Much has been written in the wake of the electoral defeat Nov. 4th about the future of the GOP and the conservative movement and why we lost. We lost because Obama ran a much better campaign and was a more attractive candidate than McCain. We did not lose because the country has shifted to the left, the Democrats that took Republican seats ran as conservatives and Obama himself shifted way to the right in the general election.

Lots of the "conservative" intelligentsia are attempting to place blame on this or that wing of the Republican party and they need to STOP IT right now. Social cons, fiscal cons, and security cons need to get out of the circular firing squad formation and work together once again to rebuild the Reagan coalition that put us in power in the first place. I have a strong libertarian streak that believes government should stay the hell out of our lives as much as possible and that includes morality issues that are best left to the Church not the legislature or the courts. The government is rightly responsible for fiscal and security policies that do affect all of us and is clearly defined in the Constitution.

Glenn Reynolds and Michelle Malkin have a very interesting discussion on PajamasTV about this conservatism 2.0 and it shows that libertarians like Glenn and conservatives like Michelle still agree on far more issues than they disagree. Like Glenn I don't care if gays have civil contracts, if people smoke pot or if abortion remains legal as long as the Constitution is adhered to on the freedoms it does set down, the freedoms of the press, religion, speech, and the right to bear guns etc..

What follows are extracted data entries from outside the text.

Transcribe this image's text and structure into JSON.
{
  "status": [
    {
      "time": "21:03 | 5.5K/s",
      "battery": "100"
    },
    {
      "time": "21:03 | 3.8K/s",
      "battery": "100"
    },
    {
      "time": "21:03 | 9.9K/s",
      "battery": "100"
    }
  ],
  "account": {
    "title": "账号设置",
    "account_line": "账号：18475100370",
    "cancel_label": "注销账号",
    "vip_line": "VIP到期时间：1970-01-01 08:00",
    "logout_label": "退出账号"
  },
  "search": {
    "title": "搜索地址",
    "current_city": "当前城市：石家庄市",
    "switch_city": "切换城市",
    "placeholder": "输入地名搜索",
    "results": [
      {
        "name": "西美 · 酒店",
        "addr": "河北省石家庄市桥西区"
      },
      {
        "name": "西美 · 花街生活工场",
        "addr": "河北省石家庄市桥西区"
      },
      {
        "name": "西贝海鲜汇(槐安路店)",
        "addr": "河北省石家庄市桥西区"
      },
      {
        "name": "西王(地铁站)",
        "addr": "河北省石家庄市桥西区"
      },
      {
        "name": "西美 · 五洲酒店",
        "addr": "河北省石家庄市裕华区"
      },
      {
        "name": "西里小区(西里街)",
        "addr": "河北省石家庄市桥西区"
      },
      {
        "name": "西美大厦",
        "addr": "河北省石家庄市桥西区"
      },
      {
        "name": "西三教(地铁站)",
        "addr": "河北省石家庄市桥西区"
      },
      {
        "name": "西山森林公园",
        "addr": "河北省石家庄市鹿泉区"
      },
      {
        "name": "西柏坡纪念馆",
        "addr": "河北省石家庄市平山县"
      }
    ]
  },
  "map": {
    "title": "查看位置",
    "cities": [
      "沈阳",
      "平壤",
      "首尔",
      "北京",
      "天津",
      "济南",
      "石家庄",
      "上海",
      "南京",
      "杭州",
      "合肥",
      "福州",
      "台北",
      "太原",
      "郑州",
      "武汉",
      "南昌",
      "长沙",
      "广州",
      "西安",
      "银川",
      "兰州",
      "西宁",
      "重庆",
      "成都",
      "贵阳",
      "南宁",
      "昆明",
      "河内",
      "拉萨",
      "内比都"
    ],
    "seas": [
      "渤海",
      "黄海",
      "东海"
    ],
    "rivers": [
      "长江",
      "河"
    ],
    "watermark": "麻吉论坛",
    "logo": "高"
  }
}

We as conservatives of course need to stand for the values of the Christian right but we also need to move beyond just that to appeal to those that are turned off by the morality chest thumpers. I am a conservative Christian and I am turned off by the likes of the Mike Huckabee types that only focus on the moral issues that really have no place in politics. Governance is not about morality, it is about fiscal and security issues first and foremost. I forget who said it but a government big enough to give you everything is big enough to take it all away. I stand against that armed and ready.

4 comments:

Anonymous said...

I stopped reading political commentary a few weeks ago, but could not resist reading yours. Succinctly stated (as usual), and oh-so-very-on-the-mark. As a former Dem, I have been furious with the approximately 10 million conservatives who failed to vote and, in my mind, thereby threw the election to Obama. If I, and 2.5 million other former Dems, could see the Obama handwriting on the wall and toss in our collective lots with McCain, how is it that squabbling Republicans could not do the same? Well, I guess I answered my own question - because they were too busy squabbling, to the point of no compromise.

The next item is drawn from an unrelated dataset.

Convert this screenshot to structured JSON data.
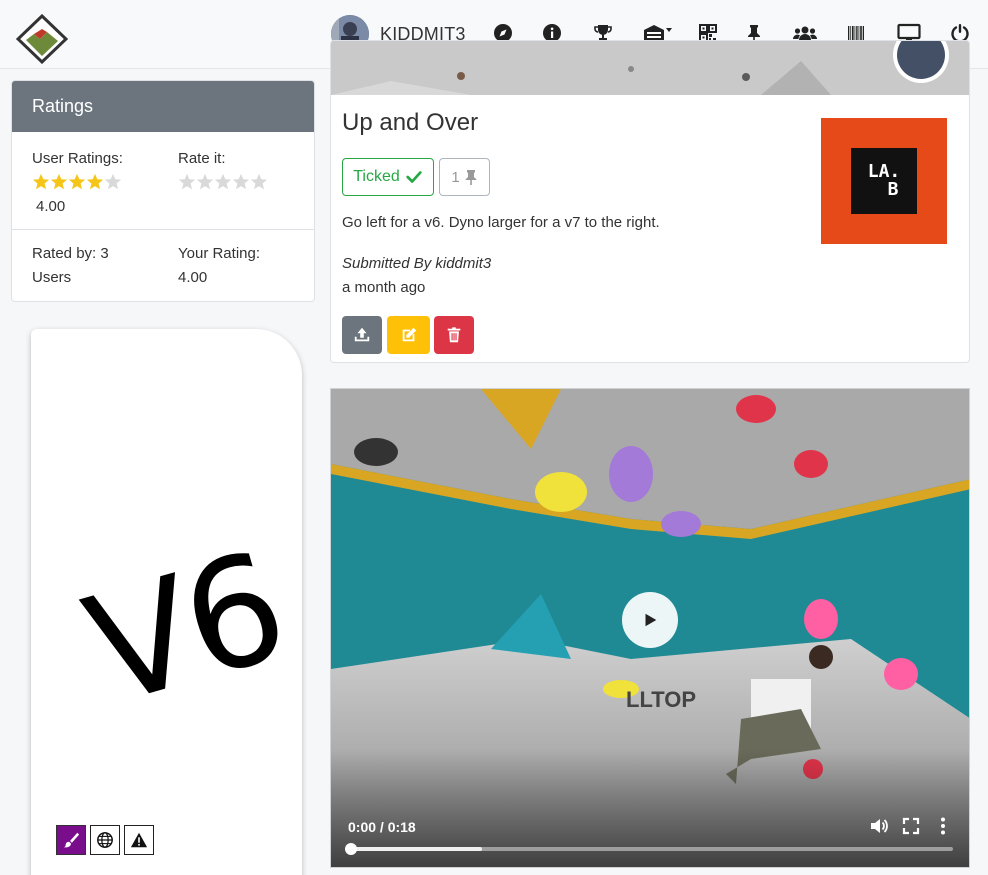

You said it best: "Governance is not about morality, it is about fiscal and security issues first and foremost." I don't care whether gays marry or not. I care very much about the Democrats' plan to nationalize my 401(K). I care very much about the threat of another devastating attack upon these United States.

Not only did all of us lose the battle this election around, but we lost the war as well.

troutbirder said...

I am somewhat amazed at myself for agreeing with your take on some of the morality issues and government. Fiscal... not so much. My father the banker would have found the last eight years of money management downright "socialist."

Anonymous said...

Thanks, Goat. Well done as usual.

Gayle said...

I believe it was Reagan who said that, Goat, and he's right!